Die Beklagte beantragt zuletzt,
unter teilweiser Aufhebung des Urteils des Amtsgerichts Aachen zu 118 C 14/25 v. 15.09.2025 den Beschluss der Wohnungseigentümergemeinschaft auf der Eigentümerversammlung vom 14.04.2025 zu TOP 3, die Jahresabrechnung 2024 betreffend, nur insoweit für ungültig zu erklären, als dass in die Abrechnungsspitzen eine Kostenposition „Instandsetzung Haus 74“ mit in der Einzelumlage abgerechneten 496,19 EUR eingeflossen ist, sowie im Übrigen, die Anfechtung des Abrechnungsbeschlusses zu TOP 3 die Klage für die Kläger insoweit kostenpflichtig abzuweisen.
Die Kläger beantragen
die Berufung zurückzuweisen.
Die Kläger verteidigen die angefochtene Entscheidung. Der Beschluss über die Anpassung der Vorschüsse und Nachzahlungen könne nicht nur teilweise für ungültig erklärt werden, weil die Veränderung nur einer Position notwendig Veränderungen bei anderen Positionen der Abrechnung herbeiführe. Die BGH-Rechtsprechung führe nicht dazu, dass der Anfechtungskläger seinen Antrag beschränken müsse.
II.
Die zulässige Berufung ist begründet, denn die Voraussetzungen der Entscheidung BGH, Urt. v. 11.04.2025 - V ZR 96/24, für eine teilweise, nur auf die im Streit stehende, abgrenzbare Kostenposition beschränkte Aufhebung des Beschlusses zu Tagesordnungspunkt 3 “über die Jahresabrechnung” liegen vor. Dabei zeigen die Kläger nicht auf, warum eine Aufhebung einer einzelnen Kostenpositionen entgegen der ausführlichen Begründung des Bundesgerichtshofs hier nicht möglich ist. Zutreffend ist insoweit nur, dass die Aufhebung der Abrechnungsspitze, die auf eine Einheit entfällt, notwendig die Aufhebung der Abrechnungsspitzen der anderen Einheiten zur Folge hat, für die sich bei einer geänderten Verteilung notwendig Mehr- oder Minderzahlungen deshalb ergeben, weil alle nicht durch Einnahmen gedeckten Ausgaben eines Wirtschaftsjahrs nach dem im Einzelfall geltenden Kostenverteilungsschlüssel abgerechnet werden müssen (vgl. Bärmann/Becker, 16. Aufl. 2025, WEG § 28 Rn. 87).
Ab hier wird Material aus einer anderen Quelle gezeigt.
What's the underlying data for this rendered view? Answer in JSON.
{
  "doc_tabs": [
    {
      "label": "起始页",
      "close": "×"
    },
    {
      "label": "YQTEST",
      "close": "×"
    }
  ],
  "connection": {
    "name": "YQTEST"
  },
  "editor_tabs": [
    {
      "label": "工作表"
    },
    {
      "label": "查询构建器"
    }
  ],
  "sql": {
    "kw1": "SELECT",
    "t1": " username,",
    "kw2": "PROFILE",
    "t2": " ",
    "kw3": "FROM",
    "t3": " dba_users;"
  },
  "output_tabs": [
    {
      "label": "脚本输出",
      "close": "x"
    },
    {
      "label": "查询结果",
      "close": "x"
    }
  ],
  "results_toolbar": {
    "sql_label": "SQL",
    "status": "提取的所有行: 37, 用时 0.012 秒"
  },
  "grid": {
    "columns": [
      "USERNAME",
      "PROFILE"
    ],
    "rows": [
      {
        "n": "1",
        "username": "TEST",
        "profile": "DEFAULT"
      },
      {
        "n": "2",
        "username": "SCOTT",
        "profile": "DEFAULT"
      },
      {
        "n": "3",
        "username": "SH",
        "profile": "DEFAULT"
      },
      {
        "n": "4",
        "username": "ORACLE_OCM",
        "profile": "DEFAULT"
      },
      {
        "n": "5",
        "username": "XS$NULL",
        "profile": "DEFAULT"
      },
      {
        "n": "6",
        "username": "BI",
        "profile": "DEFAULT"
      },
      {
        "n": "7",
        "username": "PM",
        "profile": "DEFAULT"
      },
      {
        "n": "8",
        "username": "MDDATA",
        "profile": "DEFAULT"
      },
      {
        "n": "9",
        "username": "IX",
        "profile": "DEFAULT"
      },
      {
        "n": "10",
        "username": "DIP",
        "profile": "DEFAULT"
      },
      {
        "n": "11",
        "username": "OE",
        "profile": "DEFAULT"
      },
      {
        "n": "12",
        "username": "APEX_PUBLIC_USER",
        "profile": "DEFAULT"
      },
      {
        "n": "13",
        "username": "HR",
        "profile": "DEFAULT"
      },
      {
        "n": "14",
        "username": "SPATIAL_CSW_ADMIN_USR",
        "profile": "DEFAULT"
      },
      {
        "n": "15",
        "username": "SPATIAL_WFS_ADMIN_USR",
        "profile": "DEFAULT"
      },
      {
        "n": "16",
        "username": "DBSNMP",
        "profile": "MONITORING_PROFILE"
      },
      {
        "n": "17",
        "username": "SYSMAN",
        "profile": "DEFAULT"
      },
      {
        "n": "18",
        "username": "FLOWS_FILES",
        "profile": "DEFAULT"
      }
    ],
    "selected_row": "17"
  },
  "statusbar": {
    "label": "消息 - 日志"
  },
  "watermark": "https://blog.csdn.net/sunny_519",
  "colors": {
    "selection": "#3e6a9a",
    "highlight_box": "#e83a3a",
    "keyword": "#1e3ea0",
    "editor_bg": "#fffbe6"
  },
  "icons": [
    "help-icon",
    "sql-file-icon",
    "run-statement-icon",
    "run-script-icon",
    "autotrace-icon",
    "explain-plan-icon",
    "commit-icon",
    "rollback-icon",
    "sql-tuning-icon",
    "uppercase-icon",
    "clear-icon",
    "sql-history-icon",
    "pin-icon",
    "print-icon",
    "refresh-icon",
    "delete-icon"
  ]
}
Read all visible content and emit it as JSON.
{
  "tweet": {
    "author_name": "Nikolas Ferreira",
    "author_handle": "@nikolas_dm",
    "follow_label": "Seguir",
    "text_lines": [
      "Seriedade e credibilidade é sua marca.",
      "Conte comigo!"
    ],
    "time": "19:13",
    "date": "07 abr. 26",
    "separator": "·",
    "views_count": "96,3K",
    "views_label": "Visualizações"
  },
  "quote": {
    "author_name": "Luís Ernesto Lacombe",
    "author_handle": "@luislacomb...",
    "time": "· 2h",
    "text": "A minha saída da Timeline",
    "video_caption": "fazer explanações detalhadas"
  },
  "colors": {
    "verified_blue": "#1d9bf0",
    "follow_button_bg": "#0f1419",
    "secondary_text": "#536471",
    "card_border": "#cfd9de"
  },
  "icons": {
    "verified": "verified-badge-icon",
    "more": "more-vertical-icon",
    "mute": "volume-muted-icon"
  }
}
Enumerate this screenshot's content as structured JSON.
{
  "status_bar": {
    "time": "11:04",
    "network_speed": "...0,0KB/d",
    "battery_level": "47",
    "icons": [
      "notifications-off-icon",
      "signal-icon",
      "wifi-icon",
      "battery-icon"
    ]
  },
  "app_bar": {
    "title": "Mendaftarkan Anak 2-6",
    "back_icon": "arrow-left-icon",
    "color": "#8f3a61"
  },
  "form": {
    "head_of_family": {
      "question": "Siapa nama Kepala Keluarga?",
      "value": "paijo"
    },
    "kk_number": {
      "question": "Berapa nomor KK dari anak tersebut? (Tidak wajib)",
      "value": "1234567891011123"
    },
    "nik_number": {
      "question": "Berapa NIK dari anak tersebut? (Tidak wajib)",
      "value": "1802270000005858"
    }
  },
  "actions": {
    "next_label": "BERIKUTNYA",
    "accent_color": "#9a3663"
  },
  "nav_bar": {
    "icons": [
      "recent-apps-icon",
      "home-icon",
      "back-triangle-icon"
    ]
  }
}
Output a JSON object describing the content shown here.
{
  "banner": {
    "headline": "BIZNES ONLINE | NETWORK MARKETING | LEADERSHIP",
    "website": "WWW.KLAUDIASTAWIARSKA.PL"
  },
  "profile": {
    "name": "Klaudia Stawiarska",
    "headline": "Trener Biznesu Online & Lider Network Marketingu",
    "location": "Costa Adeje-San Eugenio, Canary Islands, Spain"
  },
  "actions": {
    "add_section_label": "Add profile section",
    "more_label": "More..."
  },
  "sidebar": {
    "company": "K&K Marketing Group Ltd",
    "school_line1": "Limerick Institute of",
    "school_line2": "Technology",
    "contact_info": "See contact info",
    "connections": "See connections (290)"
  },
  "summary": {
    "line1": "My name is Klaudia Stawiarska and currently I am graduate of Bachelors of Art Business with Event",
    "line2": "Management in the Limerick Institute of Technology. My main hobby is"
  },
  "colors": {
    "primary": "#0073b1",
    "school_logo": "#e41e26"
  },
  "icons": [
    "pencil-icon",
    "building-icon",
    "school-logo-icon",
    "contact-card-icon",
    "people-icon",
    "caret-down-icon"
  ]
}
Zutreffend ist auch, für den Erfolg der Berufung indes ohne Bedeutung, soweit die Kläger davon ausgehen, dass sich aus der Entscheidung des BGH die Notwendigkeit einer Antragsbeschränkung bei der Anfechtungsklage gegen Beschlüsse gemäß § 28 Abs. 2 S. 1 WEG nicht ergib. Kommt es indes bei einer Anfechtung des Beschlusses insgesamt - wie hier - zu einer Teilaufhebung des Beschlusses nur hinsichtlich einzelner Positionen bedeutet, ist die Klage im Übrigen abzuweisen; weil ein Teilunterliegen vorliegt, sind die Kosten entsprechend zu quotieren (vgl. Zschieschack in: Niedenführ, WEG, 14. Aufl. 2026, WEG § 28 Rn. 189; BeckOK WEG/Elzer, 64. Ed. 2.4.2026, WEG § 44 Rn. 170; s.a. Bärmann/Göbel, 16. Aufl. 2025, GKG § 49 Rn. 22).
Die angefochtene Entscheidung stellt sich auch nicht aus anderen Gründen als zutreffend dar, weil andere Anfechtungsgründe mit der Klagebegründung nicht geltend gemacht worden sind.
Die Nebenentscheidungen folgen aus §§ 92 Abs. 2, 97 Abs. 1, 100 Abs. 1, 708 Nr. 10, 713 ZPO. Dabei ergibt sich die Kostenquote für das Verfahren erster Instanz entgegen der Auffassung der Beklagten nicht aus dem Verhältnis der von der Kläger mit bzw. ohne die erfolgreich angefochtenen Kostenposition zu zahlenden Abrechnungsspitzen. Nach allgemeinen Grundsätzen ist vielmehr für das Verhältnis von Obsiegen und Unterliegen der Streitwert maßgeblich (vgl. Musielak/Voit/Flockenhaus, 23. Aufl. 2026, ZPO § 92 Rn. 4; Herget in: Zöller, Zivilprozessordnung, 36. Auflage, 10/2025, § 92 ZPO Rn. 2). Gründe von diesem Grundsatz abzuweichen, sind nicht ersichtlich. Nach diesem Maßstab liegen die Voraussetzungen des § 92 Abs. 2 ZPO hier vor. Die Voraussetzungen für die Zulassung der Revision liegen nicht vor.